Universal Pictures’ 1942 American black-and-white horror film Night Monster features ‘Mystery’s Greatest Thrill Team’ Bela Lugosi and Lionel Atwill as a grim butler and a doctor in peril, but stars Ralph Morgan, Don Porter and Irene Hervey.

Director Ford Beebe’s 1942 American black-and-white Universal Pictures horror film Night Monster [House of Mystery] stars Bela Lugosi, Ralph Morgan, Don Porter, Irene Hervey, Lionel Atwill, Nils Asther, Leif Erickson, and Frank Reicher. The original story and screenplay are by Clarence Upson Young, though it is greatly indebted to 1932’s Doctor X, both films featuring Atwill as a doctor and ending the same.
A shadowy character is murdering the three surgeons (Lionel Atwill as Dr King, Frank Reicher as Dr Timmons, Francis Pierlot as Dr Phipps) who have amputated the legs of a man, Kurt Ingston (Ralph Morgan), after he has invited them to his creepy house in the swamps.

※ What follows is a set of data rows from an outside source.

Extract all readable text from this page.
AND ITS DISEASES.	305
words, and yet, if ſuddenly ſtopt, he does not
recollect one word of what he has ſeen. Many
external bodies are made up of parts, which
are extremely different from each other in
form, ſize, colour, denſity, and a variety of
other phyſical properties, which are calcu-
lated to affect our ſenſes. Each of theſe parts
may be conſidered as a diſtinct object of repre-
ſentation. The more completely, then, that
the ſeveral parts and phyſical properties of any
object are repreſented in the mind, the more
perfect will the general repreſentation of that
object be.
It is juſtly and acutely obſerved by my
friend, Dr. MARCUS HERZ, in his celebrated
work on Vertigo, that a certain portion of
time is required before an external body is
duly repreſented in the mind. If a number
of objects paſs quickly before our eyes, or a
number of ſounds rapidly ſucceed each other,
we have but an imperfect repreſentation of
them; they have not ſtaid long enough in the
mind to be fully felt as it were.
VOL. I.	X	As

Night Monster is a thoroughly entertaining, eerie, bizarre chiller, with a good mystery – well an amputee can’t be committing the murders, can he? – and an unusual twist. There is enjoyable acting from all involved, but it is the tremendous Bela Lugosi, in one of his lesser and less well-known roles, who receives star billing as Rolf, the grim and menacing butler, with Lionel Atwill second on the poster, while Ralph Morgan, Don Porter, Irene Hervey have the main roles. Indeed, Universal advertised it as ‘NIGHT MONSTER with Mystery’s Greatest Thrill Team: Bela Lugosi, Lionel Atwill’.

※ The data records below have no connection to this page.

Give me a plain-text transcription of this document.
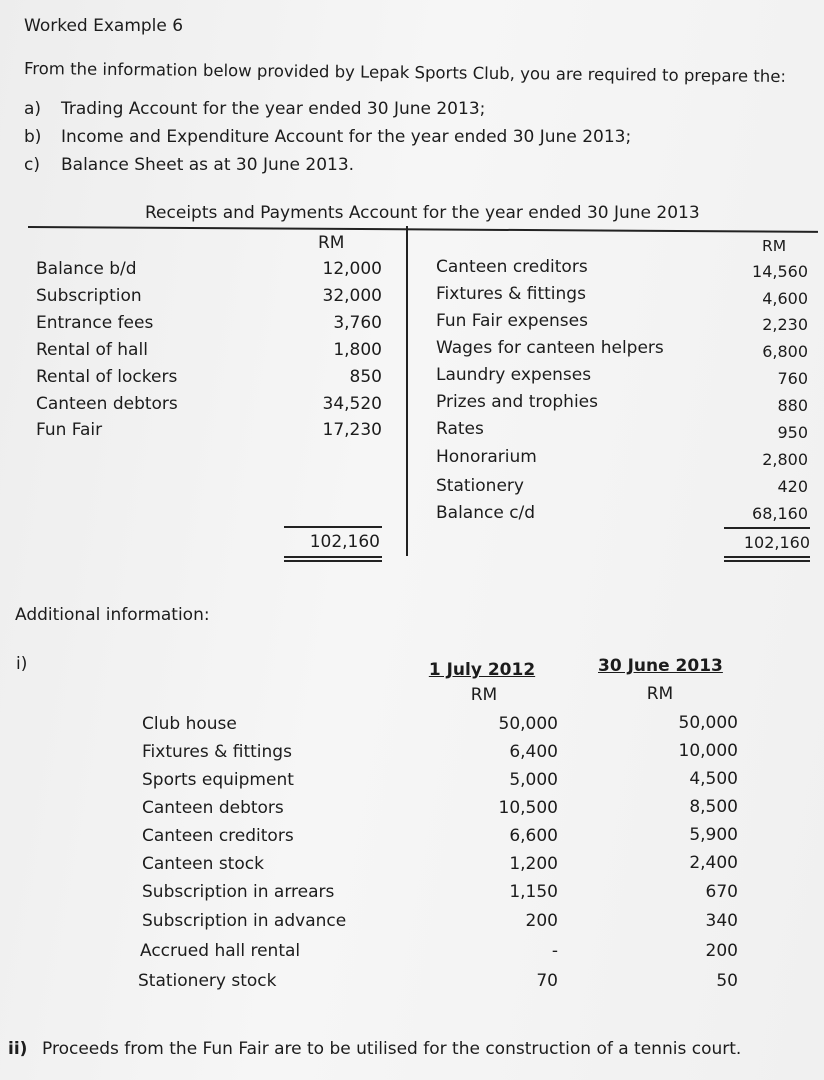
Worked Example 6
From the information below provided by Lepak Sports Club, you are required to prepare the:
a) Trading Account for the year ended 30 June 2013;
b) Income and Expenditure Account for the year ended 30 June 2013;
c) Balance Sheet as at 30 June 2013.
Receipts and Payments Account for the year ended 30 June 2013
RM	RM
Balance b/d	12,000
Subscription	32,000
Entrance fees	3,760
Rental of hall	1,800
Rental of lockers	850
Canteen debtors	34,520
Fun Fair	17,230
Canteen creditors	14,560
Fixtures & fittings	4,600
Fun Fair expenses	2,230
Wages for canteen helpers	6,800
Laundry expenses	760
Prizes and trophies	880
Rates	950
Honorarium	2,800
Stationery	420
Balance c/d	68,160
102,160	102,160
Additional information:
i)	1 July 2012	30 June 2013
RM	RM
Club house	50,000	50,000
Fixtures & fittings	6,400	10,000
Sports equipment	5,000	4,500
Canteen debtors	10,500	8,500
Canteen creditors	6,600	5,900
Canteen stock	1,200	2,400
Subscription in arrears	1,150	670
Subscription in advance	200	340
Accrued hall rental	-	200
Stationery stock	70	50
ii) Proceeds from the Fun Fair are to be utilised for the construction of a tennis court.
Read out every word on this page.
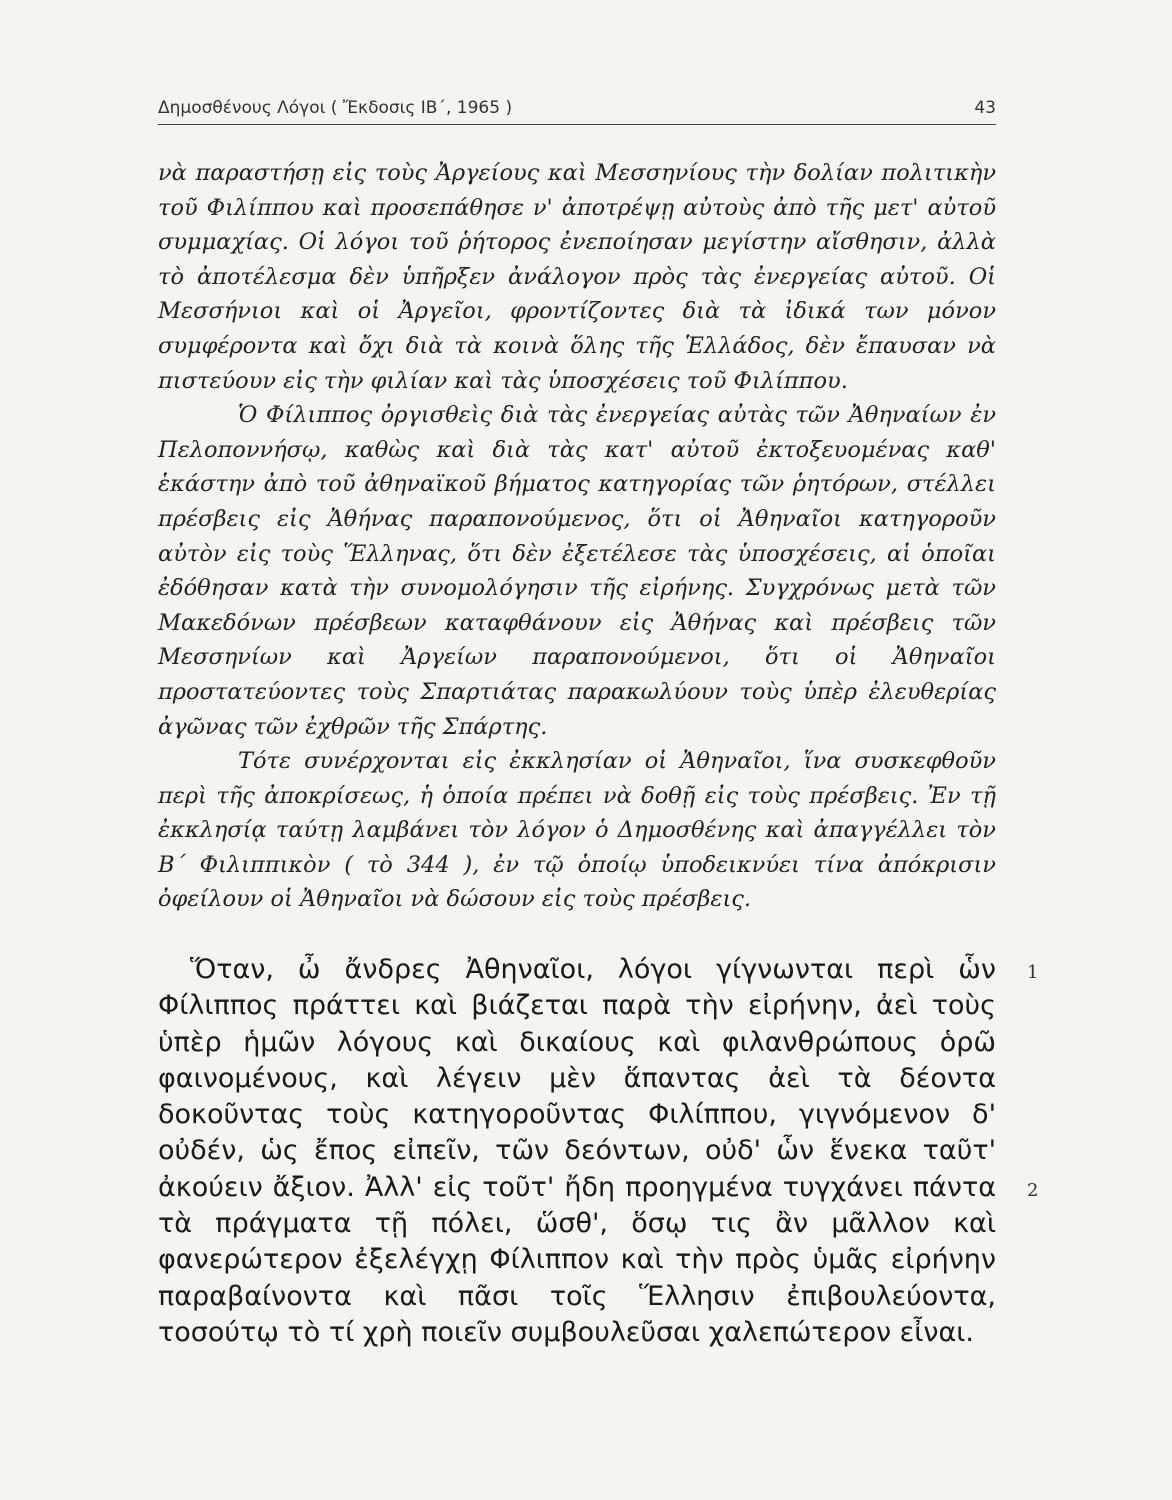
Δημοσθένους Λόγοι ( Ἔκδοσις ΙΒ΄, 1965 )	43

νὰ παραστήσῃ εἰς τοὺς Ἀργείους καὶ Μεσσηνίους τὴν δολίαν πολιτικὴν τοῦ Φιλίππου καὶ προσεπάθησε ν' ἀποτρέψῃ αὐτοὺς ἀπὸ τῆς μετ' αὐτοῦ συμμαχίας. Οἱ λόγοι τοῦ ῥήτορος ἐνεποίησαν μεγίστην αἴσθησιν, ἀλλὰ τὸ ἀποτέλεσμα δὲν ὑπῆρξεν ἀνάλογον πρὸς τὰς ἐνεργείας αὐτοῦ. Οἱ Μεσσήνιοι καὶ οἱ Ἀργεῖοι, φροντίζοντες διὰ τὰ ἰδικά των μόνον συμφέροντα καὶ ὄχι διὰ τὰ κοινὰ ὅλης τῆς Ἑλλάδος, δὲν ἔπαυσαν νὰ πιστεύουν εἰς τὴν φιλίαν καὶ τὰς ὑποσχέσεις τοῦ Φιλίππου.

Ὁ Φίλιππος ὀργισθεὶς διὰ τὰς ἐνεργείας αὐτὰς τῶν Ἀθηναίων ἐν Πελοποννήσῳ, καθὼς καὶ διὰ τὰς κατ' αὐτοῦ ἐκτοξευομένας καθ' ἑκάστην ἀπὸ τοῦ ἀθηναϊκοῦ βήματος κατηγορίας τῶν ῥητόρων, στέλλει πρέσβεις εἰς Ἀθήνας παραπονούμενος, ὅτι οἱ Ἀθηναῖοι κατηγοροῦν αὐτὸν εἰς τοὺς Ἕλληνας, ὅτι δὲν ἐξετέλεσε τὰς ὑποσχέσεις, αἱ ὁποῖαι ἐδόθησαν κατὰ τὴν συνομολόγησιν τῆς εἰρήνης. Συγχρόνως μετὰ τῶν Μακεδόνων πρέσβεων καταφθάνουν εἰς Ἀθήνας καὶ πρέσβεις τῶν Μεσσηνίων καὶ Ἀργείων παραπονούμενοι, ὅτι οἱ Ἀθηναῖοι προστατεύοντες τοὺς Σπαρτιάτας παρακωλύουν τοὺς ὑπὲρ ἐλευθερίας ἀγῶνας τῶν ἐχθρῶν τῆς Σπάρτης.

Τότε συνέρχονται εἰς ἐκκλησίαν οἱ Ἀθηναῖοι, ἵνα συσκεφθοῦν περὶ τῆς ἀποκρίσεως, ἡ ὁποία πρέπει νὰ δοθῇ εἰς τοὺς πρέσβεις. Ἐν τῇ ἐκκλησίᾳ ταύτῃ λαμβάνει τὸν λόγον ὁ Δημοσθένης καὶ ἀπαγγέλλει τὸν Β΄ Φιλιππικὸν ( τὸ 344 ), ἐν τῷ ὁποίῳ ὑποδεικνύει τίνα ἀπόκρισιν ὀφείλουν οἱ Ἀθηναῖοι νὰ δώσουν εἰς τοὺς πρέσβεις.

Ὅταν, ὦ ἄνδρες Ἀθηναῖοι, λόγοι γίγνωνται περὶ ὧν Φίλιππος πράττει καὶ βιάζεται παρὰ τὴν εἰρήνην, ἀεὶ τοὺς ὑπὲρ ἡμῶν λόγους καὶ δικαίους καὶ φιλανθρώπους ὁρῶ φαινομένους, καὶ λέγειν μὲν ἅπαντας ἀεὶ τὰ δέοντα δοκοῦντας τοὺς κατηγοροῦντας Φιλίππου, γιγνόμενον δ' οὐδέν, ὡς ἔπος εἰπεῖν, τῶν δεόντων, οὐδ' ὧν ἕνεκα ταῦτ' ἀκούειν ἄξιον. Ἀλλ' εἰς τοῦτ' ἤδη προηγμένα τυγχάνει πάντα τὰ πράγματα τῇ πόλει, ὥσθ', ὅσῳ τις ἂν μᾶλλον καὶ φανερώτερον ἐξελέγχῃ Φίλιππον καὶ τὴν πρὸς ὑμᾶς εἰρήνην παραβαίνοντα καὶ πᾶσι τοῖς Ἕλλησιν ἐπιβουλεύοντα, τοσούτῳ τὸ τί χρὴ ποιεῖν συμβουλεῦσαι χαλεπώτερον εἶναι.

1
2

English actor Cyril Delevanti plays a shrivelled old hunchback called Torque, who watches the gate outside the house. Also in the creepy house are lecherous chauffeur Laurie (Leif Erickson), mannish housekeeper Miss Judd (Doris Lloyd), Eastern mystic Agar Singh (Nils Asther) and Ingston’s allegedly mentally ill sister Margaret (Fay Helm). Arriving on the scene too is psychiatrist Dr Lynne Harper, summoned secretly by Margaret to prove she is not insane
It is a ripe collection indeed.

Cast: stars Bela Lugosi, Ralph Morgan, Don Porter, Irene Hervey, Lionel Atwill, Nils Asther, Leif Erickson, Frank Reicher, Fay Helm, Doris Lloyd, Francis Pierlot, Robert Homans, Janet Shaw, Eddie Waller, and Cyril Delevanti.

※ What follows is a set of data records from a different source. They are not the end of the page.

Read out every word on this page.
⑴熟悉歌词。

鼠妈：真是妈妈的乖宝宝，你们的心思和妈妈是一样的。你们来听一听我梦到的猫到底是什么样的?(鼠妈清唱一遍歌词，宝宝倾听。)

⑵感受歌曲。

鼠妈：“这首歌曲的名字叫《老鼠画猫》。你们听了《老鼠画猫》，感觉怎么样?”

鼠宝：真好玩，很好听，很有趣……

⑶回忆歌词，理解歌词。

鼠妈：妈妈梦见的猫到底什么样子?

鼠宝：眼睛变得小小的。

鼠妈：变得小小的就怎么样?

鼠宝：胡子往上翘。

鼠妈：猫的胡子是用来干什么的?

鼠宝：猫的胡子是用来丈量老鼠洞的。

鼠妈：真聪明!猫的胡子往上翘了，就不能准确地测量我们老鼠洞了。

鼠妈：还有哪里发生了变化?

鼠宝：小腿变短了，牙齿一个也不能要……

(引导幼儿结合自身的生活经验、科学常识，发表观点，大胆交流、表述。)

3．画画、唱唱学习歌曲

Night Monster [House of Mystery] runs 73 minutes, is made and released by Universal Pictures, is written by Clarence Upson Young (original story and screenplay), is shot in black and white by Charles Van Enger, is produced by Ford Beebe, is scored by Charles Previn, Hans J Salter and Frank Skinner, and is designed by Jack Otterson.
Night Monster was shot from July 6, 1942 to the end of July 1942, and was released on 23 October 1942 in a double bill with The Mummy’s Tomb.
[Spoiler alert] Kurt Ingston’s hairy hands and feet are the same makeup and props created by Jack Pierce for The Wolf Man (1941). Also the foggy forest scene behind the opening credits is the opening one from The Wolf Man.
The Ingston family’s big black limousine driven by the chauffeur chauffeur Laurie (Leif Erickson) is a 1930 Duesenberg Model J Custom Berline, manufactured in Indianapolis, Indiana. It appears in many Hollywood films, including Some Like It Hot (1959). The Duesenberg was fully restored In the 2010s, painted burgundy with a black top and fenders, and sold at auction for $1,016,500 in August 2013.